Thursday 10 March 2022

Navy says destroyer can't sail because commander won't get COVID vaccine — and his superiors want him gone

 The United States Navy is refusing to deploy a guided-missile destroyer because the ship’s commanding officer is unvaccinated for COVID-19 and allegedly has disobeyed orders related to COVID.

What is the background?

The U.S. military announced a COVID-19 vaccine mandate last year that went into effect in October 2021. The policy does allow for religious, medical, and administrative exemptions.

The ship's commander initially joined a lawsuit last October requesting relief from the mandate religious grounds. The commander then dropped from that lawsuit and filed another lawsuit, along with a Marine lieutenant colonel, in U.S. district court in January alleging their First Amendment rights were violated when they were subject to reassignment for refusing to get the COVID vaccine.

Neither the ship's commander nor the ship he commands has been publicly identified.

What is happening now?

In February, U.S. District Court Judge Steven Merryday issued a preliminary injunction barring the Navy from requiring either plaintiff to receive the COVID-19 vaccine, Stars and Stripes reported.
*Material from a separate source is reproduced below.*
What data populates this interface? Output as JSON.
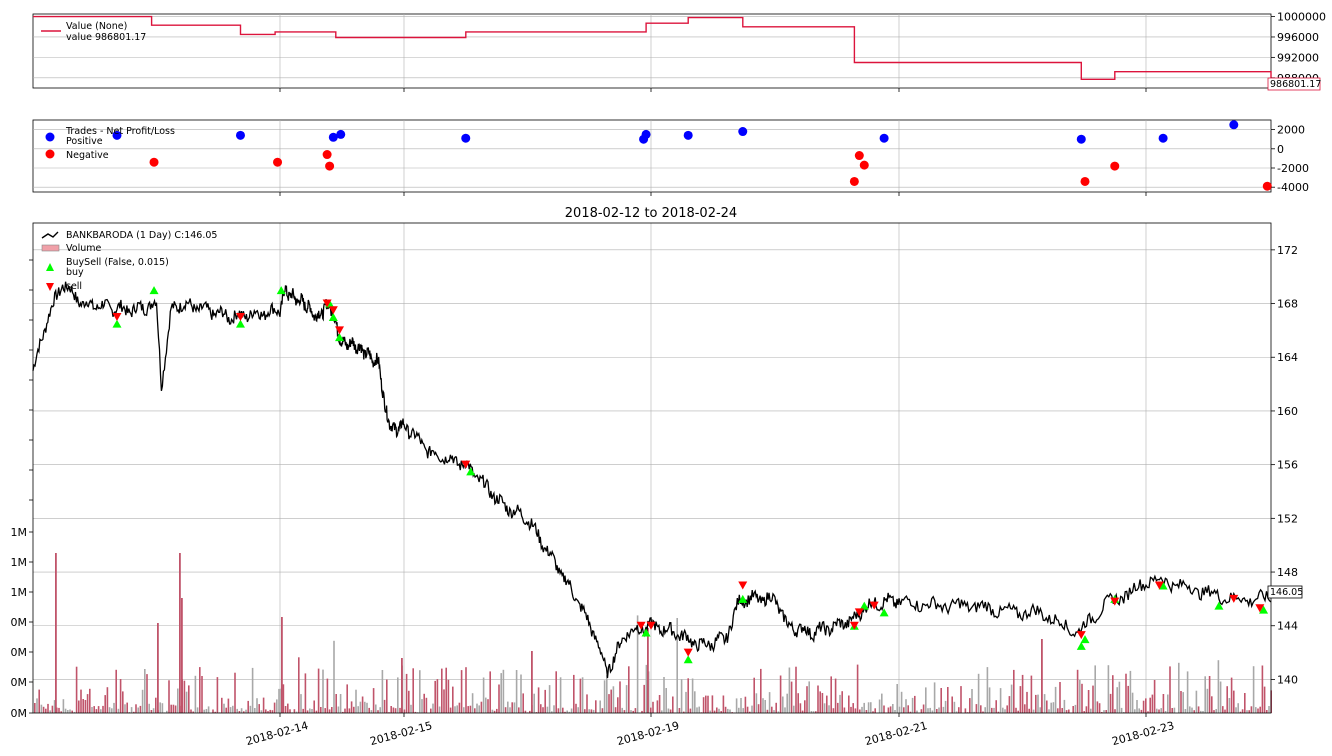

The order also prohibited military commanders from taking "any punitive or retaliatory measure" against the military officers.

The military responded on Feb. 28 by requesting an emergency stay on the injunction and condemned the court's intervention.

"The order is an extraordinary intrusion upon the inner workings of the military that presents a direct and imminent threat to national security during a global military crisis, and it indefinitely sidelines a Navy warship," the military claimed.

The Navy also claimed the ship's commander has endangered his crew and lost their confidence. Capt. Frank Brandon, commodore of Destroyer Squadron 26, claimed the ship commander disregard medical rules after experiencing COVID-19 symptoms last November. Brandon reportedly ordered the commander to get tested for COVID, which resulted in a positive test.

Thus, the Pentagon claimed Merryday's order "effectively places a multi-billion dollar guided missile destroyer out of commission" because it is "forcing the Navy to keep in place a commander of a destroyer who has lost the trust of his superior officers and the Navy at large."

"If it becomes necessary to deploy an East Coast-based surface ship in response to global events in Ukraine (or elsewhere), the Navy will not deploy the Commander’s vessel," the Pentagon said.

How did the judge respond?

Unfortunately for the military, Merryday denied the Pentagon's appeal on March 3.

According to the Navy Times, Merryday accused attorneys for the military of trying "to evoke the frightening prospect of a dire national emergency resulting from allegedly reckless and unlawful overreaching by the district judge."

Merryday also accused the military of acting "as if [Religious Freedom Restoration Act] does not exist or has no application to the military or is a matter subject to the command discretion of the military."

The question presented in this action and presented by the explicit language of RFRA is whether vaccinating Navy Commander or Lieutenant Colonel 2 over their religious objection, that is, athwart the right of each to the free exercise of religion, is “the least restrictive means of furthering that compelling governmental interest.” RFRA establishes that explicit test and places the burden of proof on the government.

Proving the obvious, that vaccination is best for “the force” and necessary for “the force,” fails to satisfy the “to the person” test required by RFRA. The military designs to avoid the “to the person” test, but the statute is unflinching.

Interestingly, attorney Mat Staver of Liberty Counsel, the organization representing the plaintiffs, said the military deployed the Navy commander for training exercises just last month.

"When [the Pentagon's response] was filed in court saying the ship is not deployable because they lost confidence in the Commander, the Commander was on board the ship out to sea for two weeks of testing and training for military readiness,” Staver told the Navy Times. “He returned to port last Friday, March 4, after the drills were completed."

Considering the commander's ship was actually at-sea for more than 75% of the days before the COVID vaccine became available, attorneys for the plaintiffs described the Pentagon's actions as "petty retaliation and contempt."